Now perform a two-stage query using Qdrant's native multi-stage search:

```python
results = client.query_points(
    collection_name="movies-muvera",
    prefetch=models.Prefetch(
        query=query_muvera,
        using="muvera",
        limit=20,  # Stage 1: Retrieve 20 candidates with MUVERA (fast)
    ),
    query=query_multivec,  # Stage 2: Rescore with ColBERT multi-vector (accurate)
    using="colbert",
    limit=3,  # Return top 3 results after rescoring
    with_payload=True
)
```

The `prefetch` parameter retrieves candidates using MUVERA, then the main `query` rescores those candidates using 
ColBERT's multi-vector representation. Qdrant automatically handles the MaxSim computation for multi-vector similarity.

<aside role="status">
Qdrant's multi-stage query API handles the two-stage retrieval natively - no manual reranking code needed! Learn more 
about <a href="/documentation/search/hybrid-queries/#multi-stage-queries">multi-stage queries</a>.
</aside>

Display the results.

```python
for i, point in enumerate(results.points, 1):
    print(f'Result {i}: "{point.payload["description"]}"')
    print(f"Score: {point.score:.2f}\n")
```

Here is how they should look like for the toy dataset we're using:

```bash
Result 1: "A young boy named Kubo must locate a magical suit of armour worn by his late father in order to defeat a vengeful spirit from the past."
Score: 12.06

Result 2: "Oskar, an overlooked and bullied boy, finds love and revenge through Eli, a beautiful but peculiar girl."
Score: 10.75

Result 3: "When a machine that allows therapists to enter their patients' dreams is stolen, all hell breaks loose. Only a young female therapist, Paprika, can stop it."
Score: 10.04
```

This hybrid approach maintains nearly the same accuracy as full multi-vector search across the entire collection while 
being significantly faster. The expensive multi-vector similarity computation is only applied to the 20 candidates 
retrieved by MUVERA rather than all documents in the collection.

### Conclusion

MUVERA postprocessing enables practical large-scale multi-vector search by creating fast-to-search approximations of 
multi-vector embeddings. The recommended approach combines MUVERA with Qdrant's native multi-stage query capabilities:

1. **Fast retrieval**: Use MUVERA embeddings with `prefetch` to retrieve candidate documents
2. **Precise reranking**: Qdrant automatically rescores candidates with ColBERT multi-vectors

This hybrid pattern scales efficiently to large collections by limiting expensive multi-vector computations to only the
candidate set retrieved by MUVERA, while maintaining nearly identical search quality compared to pure multi-vector search.
The trade-off is increased storage, as you need to maintain both representations in your collection.

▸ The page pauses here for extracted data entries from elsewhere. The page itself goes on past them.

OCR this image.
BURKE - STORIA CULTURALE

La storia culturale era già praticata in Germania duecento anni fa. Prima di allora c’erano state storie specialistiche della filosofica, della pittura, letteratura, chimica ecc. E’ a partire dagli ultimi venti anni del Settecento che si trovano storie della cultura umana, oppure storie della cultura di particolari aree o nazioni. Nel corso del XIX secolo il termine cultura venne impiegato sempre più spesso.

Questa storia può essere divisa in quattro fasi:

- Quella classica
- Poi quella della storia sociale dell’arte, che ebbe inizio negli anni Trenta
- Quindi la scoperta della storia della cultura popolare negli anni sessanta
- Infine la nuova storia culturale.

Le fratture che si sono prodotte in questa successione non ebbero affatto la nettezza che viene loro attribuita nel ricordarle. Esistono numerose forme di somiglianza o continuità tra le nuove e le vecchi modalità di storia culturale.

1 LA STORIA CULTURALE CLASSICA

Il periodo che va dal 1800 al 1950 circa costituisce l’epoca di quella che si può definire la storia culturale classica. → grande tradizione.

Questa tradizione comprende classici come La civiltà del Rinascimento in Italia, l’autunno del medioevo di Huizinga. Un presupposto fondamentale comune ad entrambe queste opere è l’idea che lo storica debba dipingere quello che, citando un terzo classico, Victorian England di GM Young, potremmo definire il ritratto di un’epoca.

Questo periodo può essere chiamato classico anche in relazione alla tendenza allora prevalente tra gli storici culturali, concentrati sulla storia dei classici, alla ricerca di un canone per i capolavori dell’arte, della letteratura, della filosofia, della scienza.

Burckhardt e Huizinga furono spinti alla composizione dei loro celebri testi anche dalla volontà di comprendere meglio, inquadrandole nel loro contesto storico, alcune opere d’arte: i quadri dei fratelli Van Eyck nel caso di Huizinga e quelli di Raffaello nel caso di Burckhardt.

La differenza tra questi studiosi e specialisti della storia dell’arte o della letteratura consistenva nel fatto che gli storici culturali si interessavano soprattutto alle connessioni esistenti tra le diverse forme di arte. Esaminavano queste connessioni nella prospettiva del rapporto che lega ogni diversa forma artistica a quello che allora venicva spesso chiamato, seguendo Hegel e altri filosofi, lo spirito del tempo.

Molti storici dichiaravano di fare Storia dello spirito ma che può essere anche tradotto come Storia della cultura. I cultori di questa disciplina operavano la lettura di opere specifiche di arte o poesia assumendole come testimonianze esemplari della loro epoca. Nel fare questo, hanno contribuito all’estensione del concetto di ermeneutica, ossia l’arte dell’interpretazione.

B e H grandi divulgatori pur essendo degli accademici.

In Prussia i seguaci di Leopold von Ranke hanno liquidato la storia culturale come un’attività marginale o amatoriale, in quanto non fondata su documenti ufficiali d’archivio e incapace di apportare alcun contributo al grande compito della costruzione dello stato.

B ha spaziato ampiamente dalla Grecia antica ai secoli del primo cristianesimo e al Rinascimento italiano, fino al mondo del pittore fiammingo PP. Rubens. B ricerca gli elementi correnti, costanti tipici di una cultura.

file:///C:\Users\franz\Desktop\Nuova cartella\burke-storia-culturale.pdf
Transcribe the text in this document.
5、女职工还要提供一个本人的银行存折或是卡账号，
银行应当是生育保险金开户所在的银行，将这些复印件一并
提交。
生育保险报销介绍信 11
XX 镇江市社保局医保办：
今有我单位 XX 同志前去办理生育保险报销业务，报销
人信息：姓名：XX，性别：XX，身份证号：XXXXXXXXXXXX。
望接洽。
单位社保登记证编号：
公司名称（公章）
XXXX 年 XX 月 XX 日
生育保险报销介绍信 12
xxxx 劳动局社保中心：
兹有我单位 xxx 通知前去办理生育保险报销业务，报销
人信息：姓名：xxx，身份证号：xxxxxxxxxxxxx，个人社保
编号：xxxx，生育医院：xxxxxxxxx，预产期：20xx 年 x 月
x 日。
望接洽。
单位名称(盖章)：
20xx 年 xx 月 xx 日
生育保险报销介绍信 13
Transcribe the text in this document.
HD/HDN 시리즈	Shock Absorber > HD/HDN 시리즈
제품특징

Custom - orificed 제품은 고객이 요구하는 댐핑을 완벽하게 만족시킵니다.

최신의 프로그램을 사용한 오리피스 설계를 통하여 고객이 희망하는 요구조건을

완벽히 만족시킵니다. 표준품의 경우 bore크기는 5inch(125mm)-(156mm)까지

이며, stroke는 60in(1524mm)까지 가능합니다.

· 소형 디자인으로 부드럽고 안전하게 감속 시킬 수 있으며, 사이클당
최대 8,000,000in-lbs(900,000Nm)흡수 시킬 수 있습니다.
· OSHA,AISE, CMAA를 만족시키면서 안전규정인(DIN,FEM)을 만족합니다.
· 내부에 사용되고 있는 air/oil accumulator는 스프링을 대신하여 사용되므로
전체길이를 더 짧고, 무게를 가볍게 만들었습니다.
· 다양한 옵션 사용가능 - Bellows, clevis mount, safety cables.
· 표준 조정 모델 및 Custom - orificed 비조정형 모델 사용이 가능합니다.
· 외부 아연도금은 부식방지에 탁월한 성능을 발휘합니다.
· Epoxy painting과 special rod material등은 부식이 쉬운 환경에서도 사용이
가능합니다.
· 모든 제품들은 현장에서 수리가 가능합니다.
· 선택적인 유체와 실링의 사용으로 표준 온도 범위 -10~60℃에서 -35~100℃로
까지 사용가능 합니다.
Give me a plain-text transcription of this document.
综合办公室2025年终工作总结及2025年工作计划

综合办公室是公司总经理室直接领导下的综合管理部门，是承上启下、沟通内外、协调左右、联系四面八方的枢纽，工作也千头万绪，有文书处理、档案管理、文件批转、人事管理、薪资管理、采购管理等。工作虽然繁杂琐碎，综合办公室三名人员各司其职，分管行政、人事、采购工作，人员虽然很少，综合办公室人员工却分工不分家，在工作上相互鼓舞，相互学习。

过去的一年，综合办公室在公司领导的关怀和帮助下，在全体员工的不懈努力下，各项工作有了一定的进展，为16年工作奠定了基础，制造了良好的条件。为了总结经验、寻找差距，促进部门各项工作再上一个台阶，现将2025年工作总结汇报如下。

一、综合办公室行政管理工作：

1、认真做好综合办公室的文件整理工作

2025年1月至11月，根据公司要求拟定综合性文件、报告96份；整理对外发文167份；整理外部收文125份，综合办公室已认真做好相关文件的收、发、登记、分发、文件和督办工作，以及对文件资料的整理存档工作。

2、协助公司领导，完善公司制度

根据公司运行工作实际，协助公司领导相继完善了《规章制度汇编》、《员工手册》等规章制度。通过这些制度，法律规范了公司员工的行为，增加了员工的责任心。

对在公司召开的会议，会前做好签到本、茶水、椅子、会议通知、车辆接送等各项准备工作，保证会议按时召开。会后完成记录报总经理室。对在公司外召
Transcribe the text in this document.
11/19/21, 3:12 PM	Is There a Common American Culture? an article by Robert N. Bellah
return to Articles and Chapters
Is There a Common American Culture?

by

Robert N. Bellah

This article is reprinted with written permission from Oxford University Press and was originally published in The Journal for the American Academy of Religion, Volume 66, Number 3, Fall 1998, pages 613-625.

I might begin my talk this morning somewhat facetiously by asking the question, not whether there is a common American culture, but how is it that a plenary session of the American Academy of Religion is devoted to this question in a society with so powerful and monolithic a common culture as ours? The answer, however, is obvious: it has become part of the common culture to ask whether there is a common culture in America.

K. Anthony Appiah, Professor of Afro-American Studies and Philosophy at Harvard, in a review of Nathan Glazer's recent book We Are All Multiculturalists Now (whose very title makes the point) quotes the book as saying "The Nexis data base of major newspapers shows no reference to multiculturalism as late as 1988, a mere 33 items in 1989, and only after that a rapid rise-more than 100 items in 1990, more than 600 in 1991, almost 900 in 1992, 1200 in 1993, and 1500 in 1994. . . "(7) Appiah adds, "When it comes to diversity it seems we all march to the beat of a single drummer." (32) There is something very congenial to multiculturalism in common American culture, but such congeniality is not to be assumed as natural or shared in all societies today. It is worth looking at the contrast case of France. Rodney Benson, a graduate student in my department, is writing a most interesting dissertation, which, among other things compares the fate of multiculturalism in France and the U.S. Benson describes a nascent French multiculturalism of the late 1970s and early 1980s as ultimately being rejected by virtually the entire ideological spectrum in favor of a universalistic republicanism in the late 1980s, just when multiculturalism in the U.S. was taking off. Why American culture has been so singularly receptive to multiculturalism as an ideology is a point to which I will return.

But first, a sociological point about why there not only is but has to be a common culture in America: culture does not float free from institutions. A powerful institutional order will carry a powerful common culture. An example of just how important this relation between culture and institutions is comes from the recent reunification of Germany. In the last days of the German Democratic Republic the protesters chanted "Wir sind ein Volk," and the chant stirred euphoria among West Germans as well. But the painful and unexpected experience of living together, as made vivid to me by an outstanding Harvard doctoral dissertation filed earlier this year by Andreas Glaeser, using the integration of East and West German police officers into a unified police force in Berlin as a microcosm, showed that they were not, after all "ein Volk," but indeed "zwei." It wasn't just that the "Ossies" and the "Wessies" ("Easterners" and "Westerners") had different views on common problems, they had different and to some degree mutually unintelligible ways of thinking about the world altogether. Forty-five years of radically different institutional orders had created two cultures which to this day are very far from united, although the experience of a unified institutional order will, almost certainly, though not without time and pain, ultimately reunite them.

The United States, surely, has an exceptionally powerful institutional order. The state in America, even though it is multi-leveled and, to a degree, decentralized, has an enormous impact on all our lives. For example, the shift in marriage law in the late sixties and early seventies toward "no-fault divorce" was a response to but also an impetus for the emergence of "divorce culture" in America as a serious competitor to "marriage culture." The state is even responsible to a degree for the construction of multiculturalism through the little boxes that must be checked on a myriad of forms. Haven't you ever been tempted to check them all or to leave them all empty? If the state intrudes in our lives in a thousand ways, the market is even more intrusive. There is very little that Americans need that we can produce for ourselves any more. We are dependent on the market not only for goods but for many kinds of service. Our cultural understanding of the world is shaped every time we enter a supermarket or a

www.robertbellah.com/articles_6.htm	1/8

MUVERA is particularly valuable for production systems with large document collections where multi-vector search would 
otherwise be too slow for first-stage retrieval. The combination of FastEmbed's MUVERA postprocessing and Qdrant's 
multi-stage queries provides a seamless, performant solution.

Upgrade to FastEmbed 0.7.2 or later with `pip install --upgrade fastembed` to start using MUVERA postprocessing today.